Amara picked up the document. 22 pages.
NDAs. Confidentiality clauses. Morality clauses. Rules about where she could go, who she could speak to, what she couldn’t post online. Her stomach twisted.
“This says I can’t tell anyone it’s fake,” she said.
“It’s not fake to the public,” Damien corrected smoothly. “To them, you’re Mrs. Adewale. To me, you’re an employee with benefits.”
“And if I refuse?”
The air in the room dropped ten degrees.
Damien didn’t answer. He didn’t need to. The threat from earlier hung between them like a blade.
Amara closed her eyes for one second.
She saw Room 204. Saw her father’s frail hand gripping hers, whispering, _“Don’t worry, pikin. God will provide.”_
God had sent her a devil in a three-piece suit instead.
Her hand moved before her brain could stop it.
She signed.
The pen felt heavier than iron.
Damien took the contract, scanned the signature, and gave one curt nod.
“Welcome to the arrangement, Mrs. Adewale. The press release goes out tomorrow morning. Try not to embarrass me.”
He turned to leave, then paused.
“One rule, Miss Okoro. In public, you play the part. In private, you stay out of my way. Break that rule…”

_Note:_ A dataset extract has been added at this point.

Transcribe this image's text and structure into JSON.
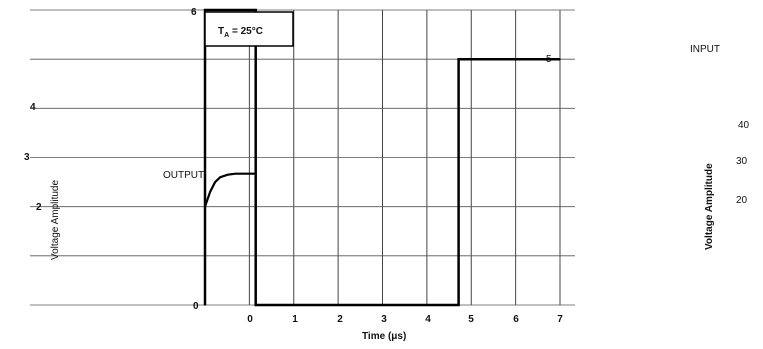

He let the sentence hang. Dangerous. Deliberate.
“…and the deal ends.”
The elevator doors slid shut behind her with a soft _ding_.
Amara leaned against the wall and exhaled for the first time in an hour. Her legs felt numb.
She’d just sold her name. Her freedom. Her future.
The hardest part wasn’t signing the contract.
It was the way Damien’s eyes lingered on her mouth for half a second before he looked away.
Like he was remembering why he’d said _‘no touching.’_
And Amara had a terrible feeling that one year wouldn’t be long enough to keep that promise.